Lome, 10 June, 2020 / 5:48 am (ACI Africa).
Members of the Religious Institute of the Salesians of Don Bosco (SDB) in the West African nation of Togo are caring for children who, because of being slightly different from others, are accused of witchcraft and risk “deadly consequences.”
The Salesians provide shelter for these children at Don Bosco Center within the region covered by the Catholic Diocese of Kara located in the northern part of the country, offering them “a loving home where they can recover from their physical and emotional wounds.”
At Don Bosco Center in Kara, “Salesian missionaries counter the deeply rooted cultural beliefs that routinely demonize children and blame them for illnesses, deaths and other misfortunes that are more accurately the outcome of overwhelming poverty,” the leadership of SDB has reported.
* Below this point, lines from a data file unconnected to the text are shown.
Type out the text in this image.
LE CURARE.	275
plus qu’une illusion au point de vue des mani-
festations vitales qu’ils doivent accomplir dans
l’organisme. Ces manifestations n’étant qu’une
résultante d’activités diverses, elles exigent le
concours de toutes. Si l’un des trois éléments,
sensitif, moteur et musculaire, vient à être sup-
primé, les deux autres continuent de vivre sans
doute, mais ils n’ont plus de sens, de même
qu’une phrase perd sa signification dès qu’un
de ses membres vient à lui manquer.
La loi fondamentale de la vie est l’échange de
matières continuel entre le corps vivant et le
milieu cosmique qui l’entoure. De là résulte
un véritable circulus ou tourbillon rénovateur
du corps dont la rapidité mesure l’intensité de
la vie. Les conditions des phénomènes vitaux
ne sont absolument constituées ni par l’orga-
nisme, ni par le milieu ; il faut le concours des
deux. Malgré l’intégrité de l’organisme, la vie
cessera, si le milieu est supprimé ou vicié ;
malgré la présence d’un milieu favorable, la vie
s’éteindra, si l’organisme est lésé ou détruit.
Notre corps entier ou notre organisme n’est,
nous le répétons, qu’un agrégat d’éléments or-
In a report published June 8 by Mission Newswire, the official news service of the U.S.-based Salesian Missions that supports the Don Bosco Kara project, the Center also provides opportunities to break the cycle of poverty through education and training.
According to a 2017 France24 report on Togo, belief in the reality and power of witchcraft is widespread in the country with “children who are slightly different from the others” bearing the brunt. The differences in question would be physical disability, “mental handicap, hyperactivity or being intellectually gifted.”